If GLA in breast milk is functionally associated with infant linear growth, there are at least two possible mechanisms for such an effect. If AA is the only true trophic FA metabolite factor in the omega-6 pathway affecting infant length, then GLA and perhaps other upstream components from AA may represent reservoirs that are diverted to AA synthesis in the infant under conditions of extreme undernourishment. GLA is the most distal upstream omega-6 after the first rate-limited Δ6-desaturase step, and hence could be the omega-6 PUFA of last metabolic resort for future conversion to AA in times of nutritional demand, when the mother is unable to deliver sufficient total volume of preformed growth metabolites in her milk.

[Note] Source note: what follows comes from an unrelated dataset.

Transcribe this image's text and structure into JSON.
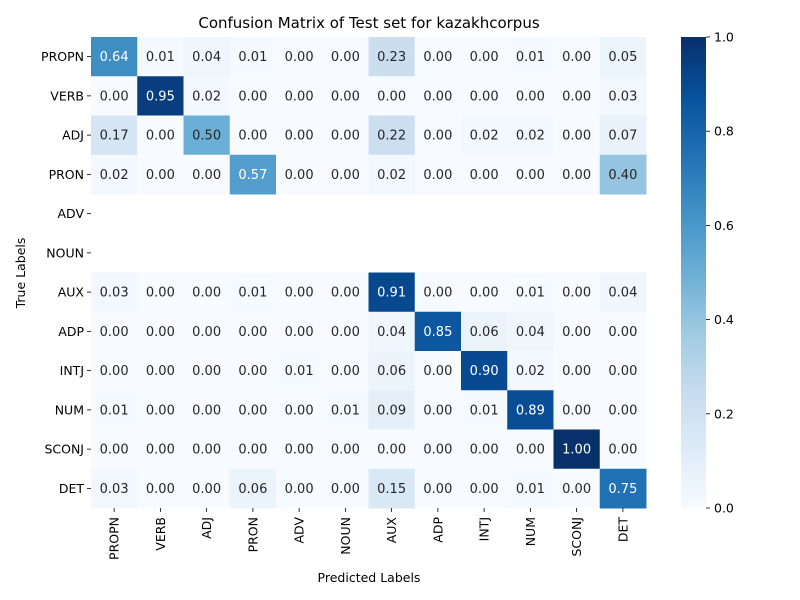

GLA is only a small fractional component of breast milk, although total infant FA intake depends on total milk intake. Alternatively, GLA may be an independent growth factor, in addition to its role as a precursor for downstream elongation and desaturation. GLA and DGLA are also known to have secondary biological activity [33]. DGLA can be converted into anti-inflammatory eicosanoids with clinical efficacy in treating chronic disease-related processes of inflammation [34]. Supplementation with dietary GLA can directly elevate DGLA, helping to counter the proinflammatory overproduction of eicosanoids from AA [35]. The association of GLA with infant linear growth may not have been previously recognized because prior studies with breast milk and anthropometry data were either underpowered; did not employ a hypothesis-neutral approach for breast milk FA predictors and only focused on AA and DHA; or did not test the association in a population where this specific type of malnutrition is prevalent.

Our study has limitations. We assayed wt/wt percentage of each FA in a single breast milk sample and did not measure the total intake of the FA by the infant. The breast milk composition could be a marker of deficiency both pre- and post-weaning. This was an observational study with its attendant limitations of causative inference, but we ameliorated this by performing modeling to reduce confounding bias. We cannot definitively rule out other untested confounders, but our analyses suggested that %GLA was the most significant risk factor, albeit not the FA of largest mean effect size. Between 15 and 20% of the infants were zinc deficient, and zinc deficiency is likely also contributing to growth deficiency but despite all of our efforts to explain the %GLA association by zinc levels in the infants, %GLA remained as an independent associated linear growth factor. Our adjustments for gestational age resulted in a very reduced sample size.

In summary, this study found that %GLA in breast milk is independently associated with early infant linear growth up 2 years in a low-income, predominantly slum-dwelling, Bangladeshi cohort through all stages of breast milk composition, although the effect size is small. We hypothesize that there is a relative omega-6 deficiency in this population, from an imbalance in breast milk composition or impaired post-breastfeeding infant metabolism, that affects linear growth. Even after transition to complementary feeding or weaning, the infant is unable to catch up the growth deficit through 2 years of age. Replication is needed to confirm this result and may require specific circumstances of omega-6 deficiencies, a situation likely uncommon in higher income countries.